Britain’s MI5 intelligence services missed opportunities to try to prevent the Manchester Arena bombing, which killed 22 people in May 2017, a public inquiry into the attack concluded Thursday.
The final report of the investigation, chaired by retired judge John Saunders, stresses that MI5 obtained at least two pieces of information that pointed to the radicalization of the suicide bomber Salman Abedi, who carried out the attack, but the authorities did not take action in time. suitable.
“I have analyzed in detail the various occasions on which Salman Abedi could have been sent to Prevent (the program to prevent extremism). I have concluded that it should have been done,” Saunders said when reading his conclusions before a courtroom in Manchester magistrates.
The report also indicates that an intelligence agent had in his possession information about the terrorist that he considered relevant to national security, but did not immediately convey those concerns to a colleague or write a report about it. “The delay in making a report meant that a potentially important opportunity was missed,” the findings of the investigation emphasize.
On the evening of May 22, 2017, Abedi, born in Manchester and of Libyan descent, walked through the pavilion’s lobby as thousands of people were leaving the venue after a concert by American singer Ariana Grande.
At 22:31 GMT local time, the 22-year-old detonated the explosive he was carrying in a bulging backpack full of shrapnel. In addition to the fatalities, the attack injured more than 800 people, according to the conclusions of this investigation.
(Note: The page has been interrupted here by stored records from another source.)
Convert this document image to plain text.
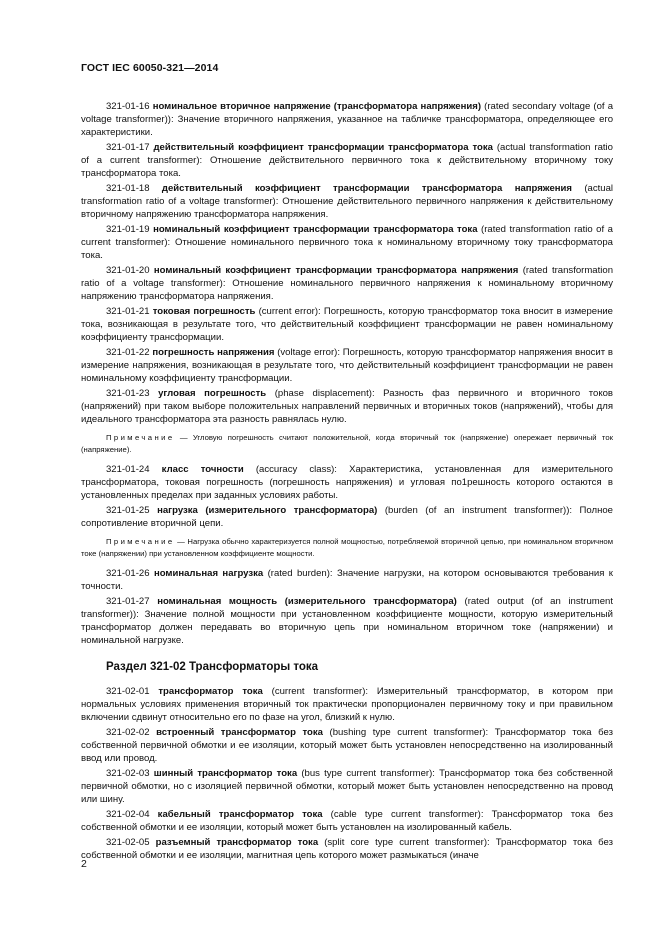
ГОСТ IEC 60050-321—2014

321-01-16 номинальное вторичное напряжение (трансформатора напряжения) (rated secondary voltage (of a voltage transformer)): Значение вторичного напряжения, указанное на табличке трансформатора, определяющее его характеристики.

321-01-17 действительный коэффициент трансформации трансформатора тока (actual transformation ratio of a current transformer): Отношение действительного первичного тока к действительному вторичному току трансформатора тока.

321-01-18 действительный коэффициент трансформации трансформатора напряжения (actual transformation ratio of a voltage transformer): Отношение действительного первичного напряжения к действительному вторичному напряжению трансформатора напряжения.

321-01-19 номинальный коэффициент трансформации трансформатора тока (rated transformation ratio of a current transformer): Отношение номинального первичного тока к номинальному вторичному току трансформатора тока.

321-01-20 номинальный коэффициент трансформации трансформатора напряжения (rated transformation ratio of a voltage transformer): Отношение номинального первичного напряжения к номинальному вторичному напряжению трансформатора напряжения.

321-01-21 токовая погрешность (current error): Погрешность, которую трансформатор тока вносит в измерение тока, возникающая в результате того, что действительный коэффициент трансформации не равен номинальному коэффициенту трансформации.

321-01-22 погрешность напряжения (voltage error): Погрешность, которую трансформатор напряжения вносит в измерение напряжения, возникающая в результате того, что действительный коэффициент трансформации не равен номинальному коэффициенту трансформации.

321-01-23 угловая погрешность (phase displacement): Разность фаз первичного и вторичного токов (напряжений) при таком выборе положительных направлений первичных и вторичных токов (напряжений), чтобы для идеального трансформатора эта разность равнялась нулю.

Примечание — Угловую погрешность считают положительной, когда вторичный ток (напряжение) опережает первичный ток (напряжение).

321-01-24 класс точности (accuracy class): Характеристика, установленная для измерительного трансформатора, токовая погрешность (погрешность напряжения) и угловая по1решность которого остаются в установленных пределах при заданных условиях работы.

321-01-25 нагрузка (измерительного трансформатора) (burden (of an instrument transformer)): Полное сопротивление вторичной цепи.

Примечание — Нагрузка обычно характеризуется полной мощностью, потребляемой вторичной цепью, при номинальном вторичном токе (напряжении) при установленном коэффициенте мощности.

321-01-26 номинальная нагрузка (rated burden): Значение нагрузки, на котором основываются требования к точности.

321-01-27 номинальная мощность (измерительного трансформатора) (rated output (of an instrument transformer)): Значение полной мощности при установленном коэффициенте мощности, которую измерительный трансформатор должен передавать во вторичную цепь при номинальном вторичном токе (напряжении) и номинальной нагрузке.

Раздел 321-02 Трансформаторы тока

321-02-01 трансформатор тока (current transformer): Измерительный трансформатор, в котором при нормальных условиях применения вторичный ток практически пропорционален первичному току и при правильном включении сдвинут относительно его по фазе на угол, близкий к нулю.

321-02-02 встроенный трансформатор тока (bushing type current transformer): Трансформатор тока без собственной первичной обмотки и ее изоляции, который может быть установлен непосредственно на изолированный ввод или провод.

321-02-03 шинный трансформатор тока (bus type current transformer): Трансформатор тока без собственной первичной обмотки, но с изоляцией первичной обмотки, который может быть установлен непосредственно на провод или шину.

321-02-04 кабельный трансформатор тока (cable type current transformer): Трансформатор тока без собственной обмотки и ее изоляции, который может быть установлен на изолированный кабель.

321-02-05 разъемный трансформатор тока (split core type current transformer): Трансформатор тока без собственной обмотки и ее изоляции, магнитная цепь которого может размыкаться (иначе

2
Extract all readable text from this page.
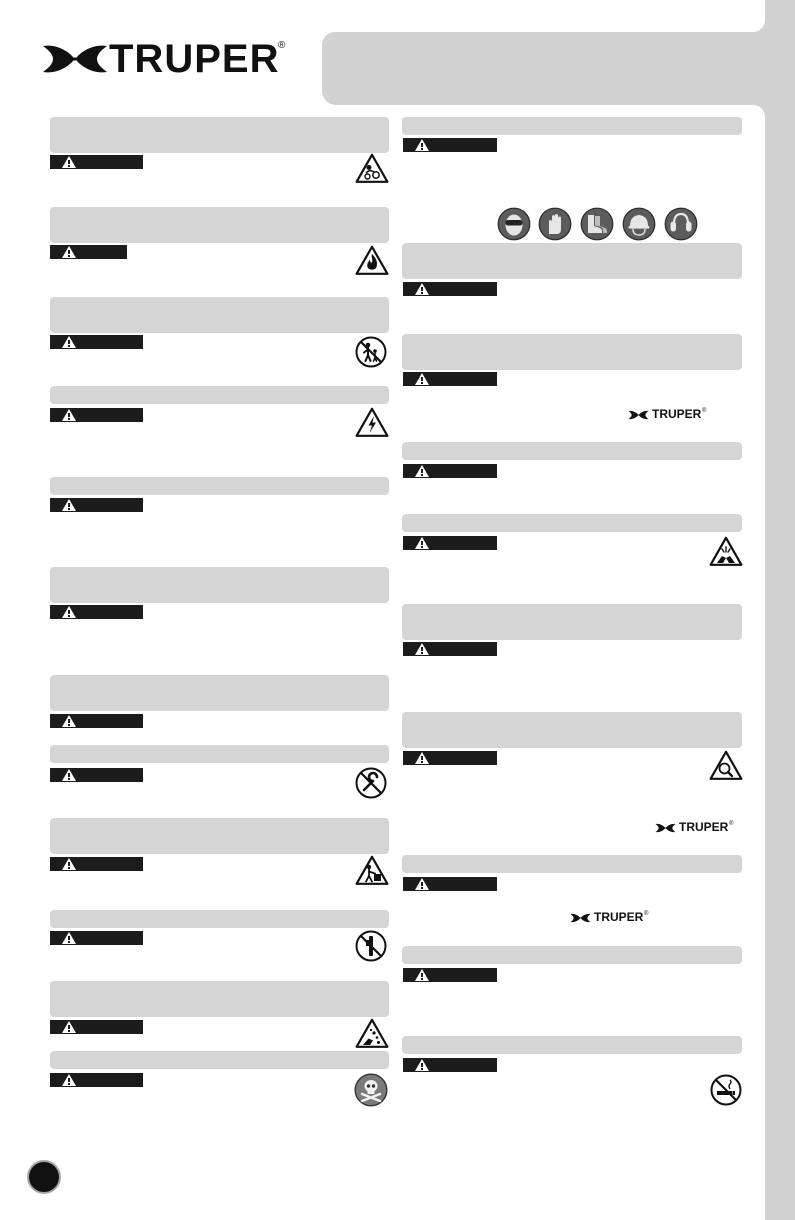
TRUPER
®
TRUPER ®
TRUPER ®
TRUPER ®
The third and last report published by those responsible for the investigation, which delves into Abedi’s radicalization process, stresses that it would have been “very difficult” for the “educational establishments” that the young man attended “to have been able to appreciate that he was advancing towards violent extremism”.
Lawyer Richad Scorer, who represented eleven families of victims of the attack, told the media that the conclusions of the process have been “painful to read, but also revealing.”
“It has become abundantly clear that key pieces of intelligence on Salman Abedi were not properly assessed,” the lawyer said. “As a result of these failures, at least the real possibility of preventing the attacks was lost,” said Scorer, who described his conclusions as “devastating.”